I bring this up because I worry that Axios's Jonathan Swan and Mike Allen are right:
Ryan, 48, ... has long harbored presidential ambitions. Friends say he could make another run in the future.Which is why I hope he cashes in in a major way. I hope the fat cats he's helped to enrich in his political career enable him to make so much money for so little work once he's out of Congress that he can't imagine giving it up to run for office again.
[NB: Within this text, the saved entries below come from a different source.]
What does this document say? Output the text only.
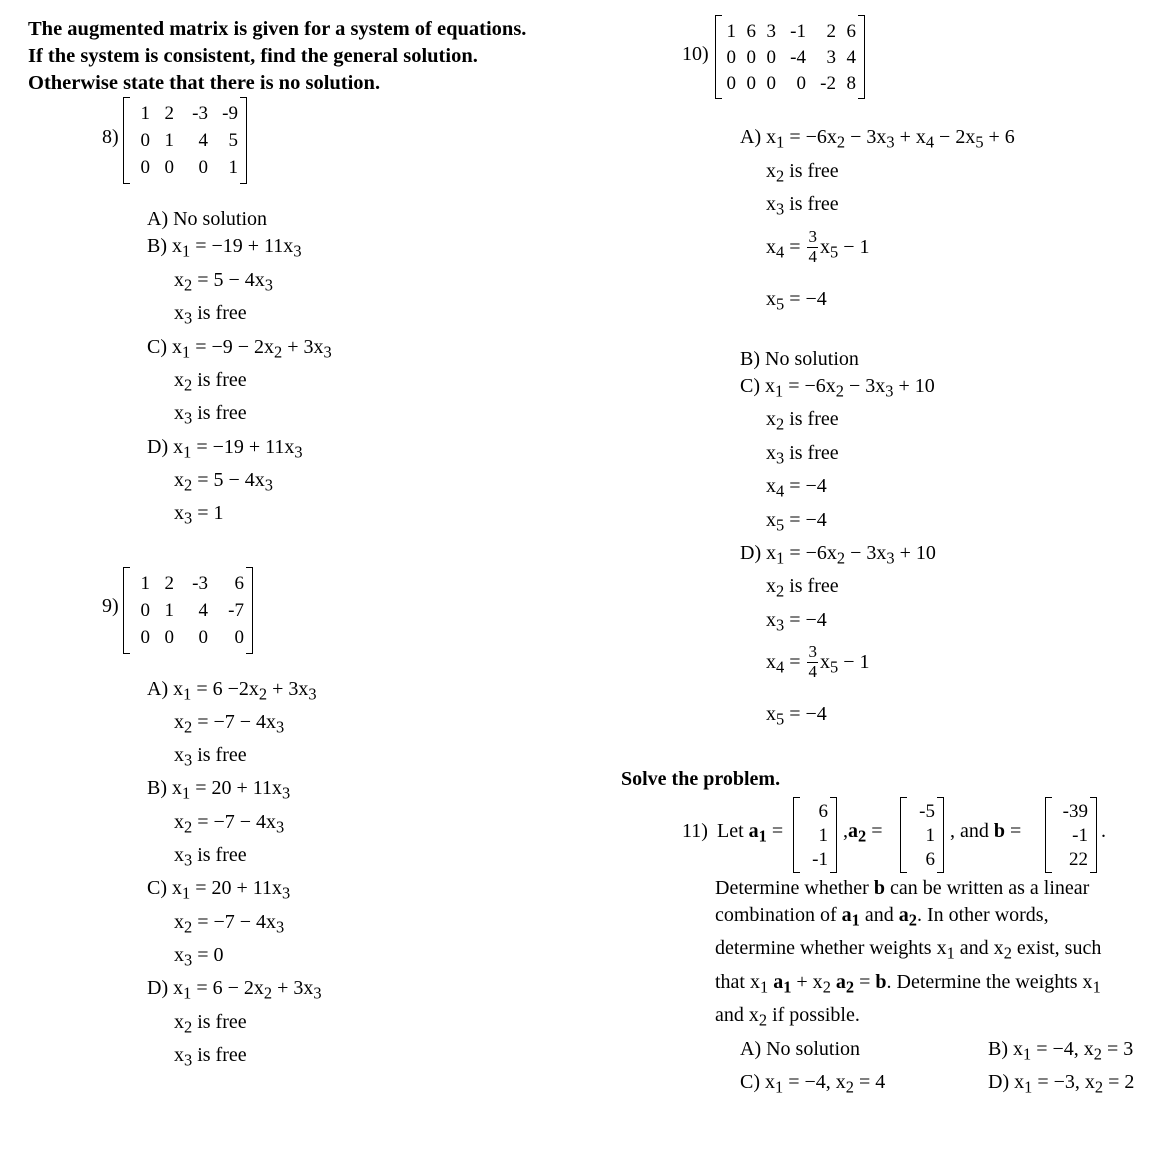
The augmented matrix is given for a system of equations.
If the system is consistent, find the general solution.
Otherwise state that there is no solution.
8)
1	2	-3	-9
0	1	4	5
0	0	0	1
A) No solution
B) $x_1 = -19 + 11x_3$
$x_2 = 5 - 4x_3$
$x_3$ is free
C) $x_1 = -9 - 2x_2 + 3x_3$
$x_2$ is free
$x_3$ is free
D) $x_1 = -19 + 11x_3$
$x_2 = 5 - 4x_3$
$x_3 = 1$
9)
1	2	-3	6
0	1	4	-7
0	0	0	0
A) $x_1 = 6 -2x_2 + 3x_3$
$x_2 = -7 - 4x_3$
$x_3$ is free
B) $x_1 = 20 + 11x_3$
$x_2 = -7 - 4x_3$
$x_3$ is free
C) $x_1 = 20 + 11x_3$
$x_2 = -7 - 4x_3$
$x_3 = 0$
D) $x_1 = 6 - 2x_2 + 3x_3$
$x_2$ is free
$x_3$ is free
10)
1	6	3	-1	2	6
0	0	0	-4	3	4
0	0	0	0	-2	8
A) $x_1 = -6x_2 - 3x_3 + x_4 - 2x_5 + 6$
$x_2$ is free
$x_3$ is free
$x_4 = \frac{3}{4} x_5 - 1$
$x_5 = -4$
B) No solution
C) $x_1 = -6x_2 - 3x_3 + 10$
$x_2$ is free
$x_3$ is free
$x_4 = -4$
$x_5 = -4$
D) $x_1 = -6x_2 - 3x_3 + 10$
$x_2$ is free
$x_3 = -4$
$x_4 = \frac{3}{4} x_5 - 1$
$x_5 = -4$
Solve the problem.
11) Let $a_1$ =
6
1
-1
$,a_2$ =
-5
1
6
, and b =
-39
-1
22
.
Determine whether b can be written as a linear
combination of $a_1$ and $a_2$. In other words,
determine whether weights $x_1$ and $x_2$ exist, such
that $x_1$ $a_1 + x_2$ $a_2 = b$. Determine the weights $x_1$
and $x_2$ if possible.
A) No solution	B) $x_1 = -4$, $x_2 = 3$
C) $x_1 = -4$, $x_2 = 4$	D) $x_1 = -3$, $x_2 = 2$
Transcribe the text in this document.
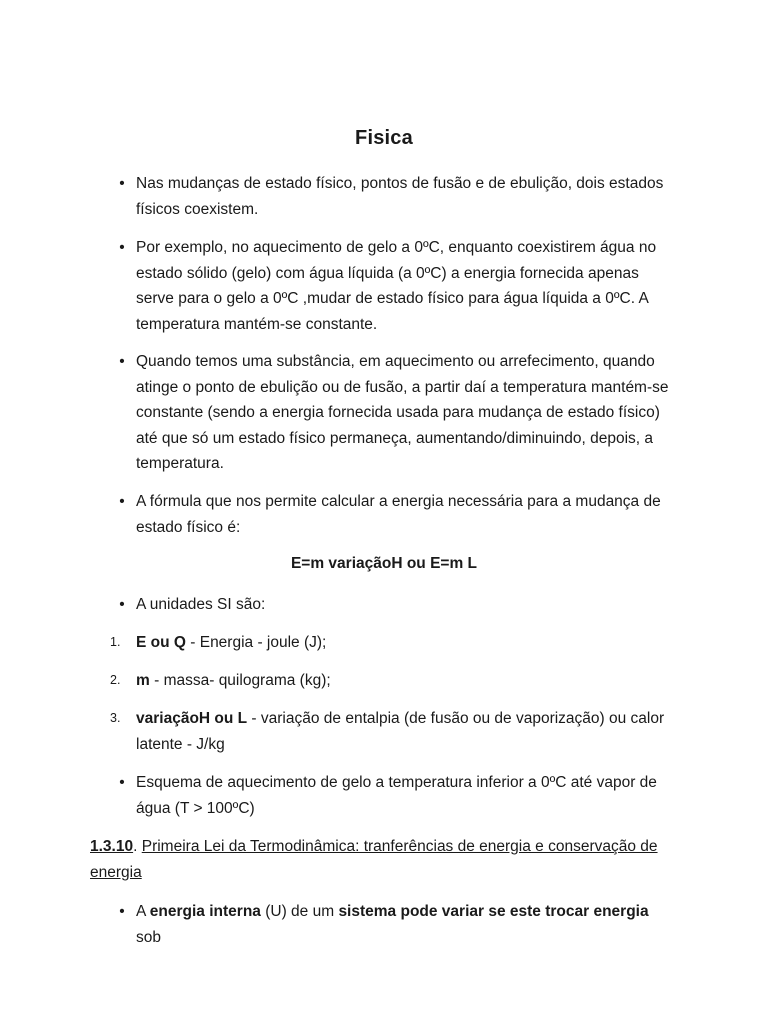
Fisica
• Nas mudanças de estado físico, pontos de fusão e de ebulição, dois estados físicos coexistem.
• Por exemplo, no aquecimento de gelo a 0ºC, enquanto coexistirem água no estado sólido (gelo) com água líquida (a 0ºC) a energia fornecida apenas serve para o gelo a 0ºC ,mudar de estado físico para água líquida a 0ºC. A temperatura mantém-se constante.
• Quando temos uma substância, em aquecimento ou arrefecimento, quando atinge o ponto de ebulição ou de fusão, a partir daí a temperatura mantém-se constante (sendo a energia fornecida usada para mudança de estado físico) até que só um estado físico permaneça, aumentando/diminuindo, depois, a temperatura.
• A fórmula que nos permite calcular a energia necessária para a mudança de estado físico é:
E=m variaçãoH ou E=m L
• A unidades SI são:
1.	E ou Q - Energia - joule (J);
2.	m - massa- quilograma (kg);
3.	variaçãoH ou L - variação de entalpia (de fusão ou de vaporização) ou calor latente - J/kg
• Esquema de aquecimento de gelo a temperatura inferior a 0ºC até vapor de água (T > 100ºC)
1.3.10. Primeira Lei da Termodinâmica: tranferências de energia e conservação de energia
• A energia interna (U) de um sistema pode variar se este trocar energia sob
But I worry. I worry that, just to keep his name before the public, he'll combine his cash grab with sober-minded appearances on Sunday talk shows and Morning Joe and op-ed pages. (I don't think we'll see him on the New York Times op-ed page or at The Atlantic -- the editors there are looking for "edgy," and he's anything but. I'm guessing The Washington Post, next to Gerson, Thiessen, and Ed Rogers, or The Wall Street Journal, alongside Karl Rove.) I worry that he'll also be seen engaging in some earnest-seeming, Catholic-flavored charitable enterprise that will make him appear soulful and empathetic.
If that's what we see him doing (in a very public way), watch out: he's running. Remember, he'll still be in his fifties in 2024 and 2028. If he ever wants to run for president, he has years to consider it. And who could possibly have more plutocrat backing?
That's why I hope the money is so great that he seizes it with both fists and never looks back.